In den vergangenen zwölf Monaten wurden knapp 86.000 Industriearbeitsplätze gestrichen / Copyright: Wikimedia Creative Commons, Baytownbert
In den vergangenen zwölf Monaten wurden knapp 86.000 Industriearbeitsplätze gestrichen / Copyright: Wikimedia Creative Commons, Baytownbert

In den vergangenen zwölf Monaten wurden knapp 86.000 Industriearbeitsplätze gestrichen / Copyright: Wikimedia Creative Commons, Baytownbert

São Paulos Industrie wird voraussichtlich bis zum Ende dieses Jahres rund 100.000 Arbeiter entlassen müssen.
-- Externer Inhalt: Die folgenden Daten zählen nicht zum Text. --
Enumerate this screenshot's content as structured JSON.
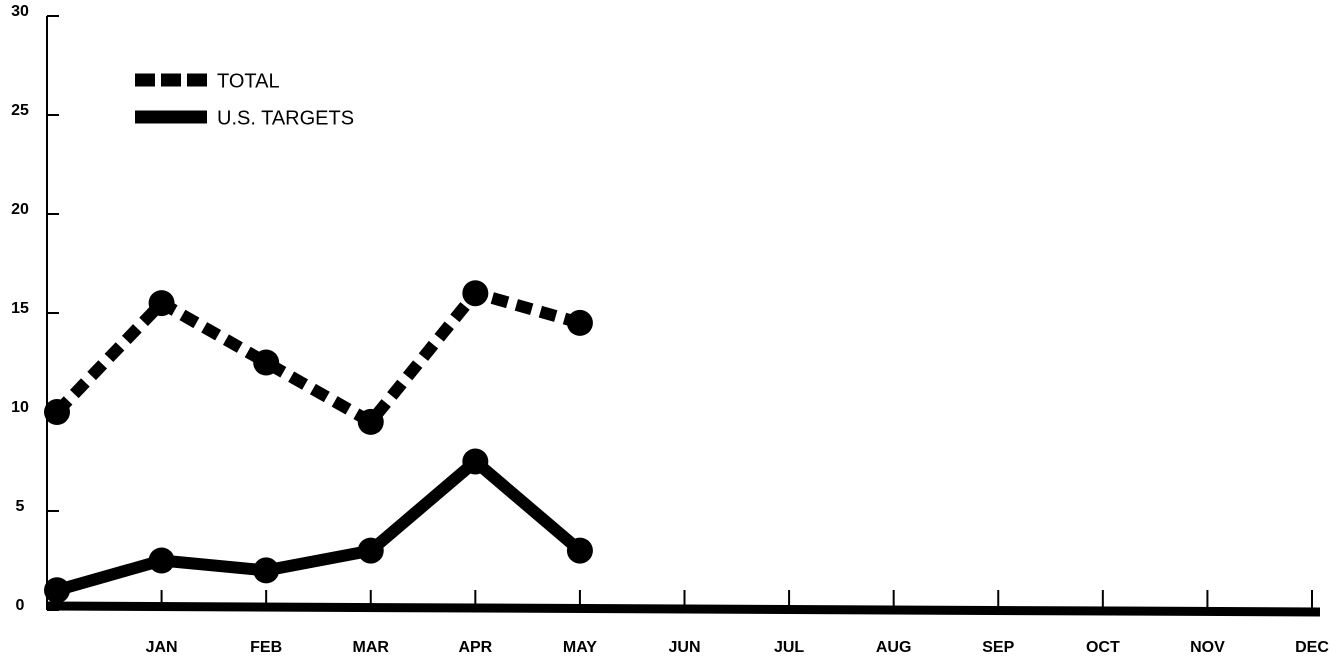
{
  "chart_data": {
    "type": "line",
    "categories": [
      null,
      "JAN",
      "FEB",
      "MAR",
      "APR",
      "MAY",
      "JUN",
      "JUL",
      "AUG",
      "SEP",
      "OCT",
      "NOV",
      "DEC"
    ],
    "series": [
      {
        "name": "TOTAL",
        "color": "#000000",
        "dash": true,
        "values": [
          10,
          15.5,
          12.5,
          9.5,
          16,
          14.5,
          null,
          null,
          null,
          null,
          null,
          null,
          null
        ]
      },
      {
        "name": "U.S. TARGETS",
        "color": "#000000",
        "dash": false,
        "values": [
          1,
          2.5,
          2,
          3,
          7.5,
          3,
          null,
          null,
          null,
          null,
          null,
          null,
          null
        ]
      }
    ],
    "ylim": [
      0,
      30
    ],
    "yticks": [
      0,
      5,
      10,
      15,
      20,
      25,
      30
    ],
    "grid": false,
    "legend": "top-left"
  }
}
Dies geht aus Schätzungen des Industriebundes des Bundesstaates São Paulos (Federação das Indústrias do Estado de São Paulo, kurz: Fiesp) hervor. Paulo Francini, Direktor für wirtschaftliche Studien des Fiesp, erklärte, dass die Industrie São Paulos am Ende des Jahres eine Umsatzeinbuße von bis zu 2,3 Prozent verzeichnen werde. Daraus könne man ableiten, dass die Konsequenz die Entlassung von ca. 100.000 Arbeitern sein könne.

Bereits im Juni wurden 7.000 Arbeitsplätze in der Industrie des Bundesstaates gestrichen. Dabei handelt es sich, mit Ausnahme der Anzahl an krisenbedingten Entlassungen im Jahr 2009, um den höchstens Wert seit 2006. Im Mai diesen Jahres wurde zwischenzeitlich zwar ein Anstieg von immerhin 0,33 Prozent registriert, für Paulo Francini war dies jedoch lediglich ein kurzes Aufatmen.

Nach Informationen der Fiesp wurden in den letzten zwölf Monaten insgesamt 86.000 Industriearbeitsplätze gestrichen. Insgesamt wurden damit 3,19 Prozent der gesamten Stellen gestrichen. Zwar wurden im Gegenzug zwischen Januar und Juni dieses Jahres an anderen Stellen bis zu 31.000 neue Arbeitsplätze geschaffen, diese konnten den Verlust jedoch nicht hinreichend kompensieren.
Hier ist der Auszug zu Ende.